Elements Nanoparticles

Elements Nanoparticles List

Elemental nanoparticles are artificially manufactured micro-particles with a size of no more than 100nm. Common elements are C, Au, Cu, Fe, Zn, Ti, rare earth elements and so on. The morphology of elemental nanoparticles may be ceramic particles, metal particles, carbon particles, polymers, and latexes. Elemental nanoparticles are increasingly used in medicine, sunscreen cosmetics, catalysts, and biological materials.

Figure 1. Common elements of elemental nanoparticles.

Applications:

• Catalyst carrier: Some metal nanoparticles are magnetic. Classic heterogeneous catalysts can be transformed into a new type of catalyst with core-shell structure with magnetic nanoparticles as the core and catalytic material as the shell.
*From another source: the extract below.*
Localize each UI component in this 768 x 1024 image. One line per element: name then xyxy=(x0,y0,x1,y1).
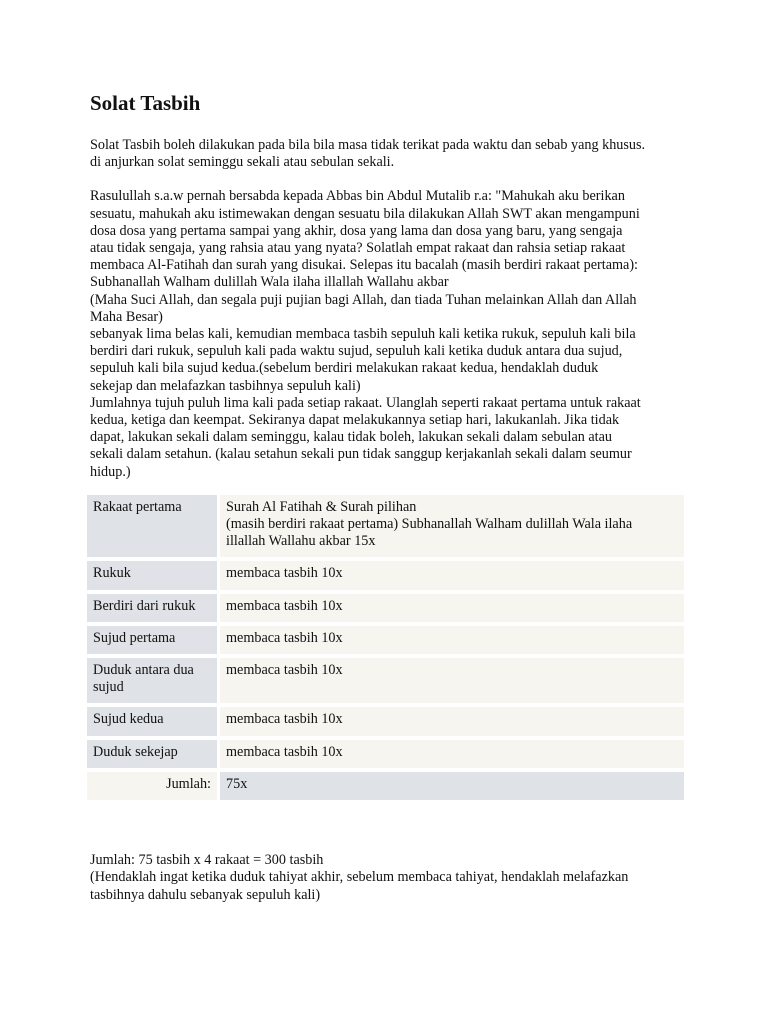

Because the carrier is nano-scale, it is more conducive to make up for the loss of homogeneous catalyst in terms of kinetics caused by heterogeneity.
• Biomarkers: Gold nanoparticles have high electron density and good contrast under the electron microscope, so they are very suitable as markers for electron microscopy testing. In immunology, gold nanoparticles can adsorb proteins stably and quickly, and the biological activity of the protein does not change significantly. It can be used as a probe to accurately locate biological macromolecules such as polysaccharides, proteins, polypeptides, antigens, hormones, nucleic acids, etc. on the cell surface and in cells, and can also be used for routine immunodiagnosis and immunohistochemical localization, so it can be used in clinical diagnosis and Drug testing and other aspects have been widely used.
• Antiviral coating: The antibacterial properties of copper nanoparticles have always attracted attention. Embedding copper nanoparticles into polymer fibers through a melt extrusion process has an antibacterial effect that lasts longer than many other antibacterial fabrics.
• Biological applications: Selenium nanoparticles can improve the body's antioxidant capacity, enhance immunity, suppress tumors, improve the quality of livestock and poultry meat, and have the characteristics of lower toxicity than sodium selenite and high bioavailability. Suitable selenium nanoparticles can improve the growth and reproduction performance of animals, and the suitable addition amount is lower than sodium selenite.
• Sunscreen cosmetics: Nanoparticles ZnO and TiO₂ are two important and widely used physical sunscreens. Their principle of shielding ultraviolet rays is to absorb and scatter ultraviolet rays. And ZnO has antibacterial properties, which is attributed to the fact that zinc ions can bind to the sulfhydryl groups on the proteins in the bacteria and viruses, thereby inhibiting their activity.

Classification:

• Copper nanoparticles: Copper nanoparticles have broad application prospects in nano-copper conductive pastes, microelectronic packaging materials, antibacterial plastics, dye batteries, catalysts, supercapacitors, etc. due to the good electrical conductivity characteristics of copper and the special properties of nanoparticles.
• Gold nanoparticles: Gold nanoparticles are a kind of nanomaterials that have been studied earlier. They are generally called colloidal gold in biological research. And gold nanoparticles can show different colors as their particle size changes.
• Carbon nanoparticles: Carbon nanoparticles are graphite sheets composed of a layer of carbon atoms rolled into a seamless, hollow tube at a certain angle.
• Selenium nanoparticles: Selenium is an essential trace element in human and animal life. Selenium nanoparticles are red elemental selenium with nanometer size, which is easy to absorb and has low toxicity.
• Rare earth nanoparticles: Rare earth nanoparticles are nanoparticles made of rare earth element oxides. The material has excellent luminescence properties, and has the advantages of strong energy absorption, high conversion rate, and long fluorescence lifetime.

References

1. Shaowen Cao, Franklin (Feng) Tao, Yu Tang, Yuting Li and Jiaguo Yu. Size- and shape-dependent catalytic performances of oxidation and reduction reactions on nanocatalysts [J]. Chem. Soc. Rev.,2016, 45, 4747—4765.
2. Alberto Villa, Nikolaos Dimitratos, Carine E. Chan-Thaw, Ceri Hammond, Gabriel M. Veith, Di Wang, Maela Manzoli, Laura Pratia and Graham J. Hutchings. Characterisation of gold catalysts [J]. Chem. Soc. Rev., 2016, 45, 4953-4994.
3. Haiping Huang  and Jun-Jie Zhu. The electrochemical applications of rare earth-based nanomaterials [J]. Analyst, 2019, 144, 6789-6811.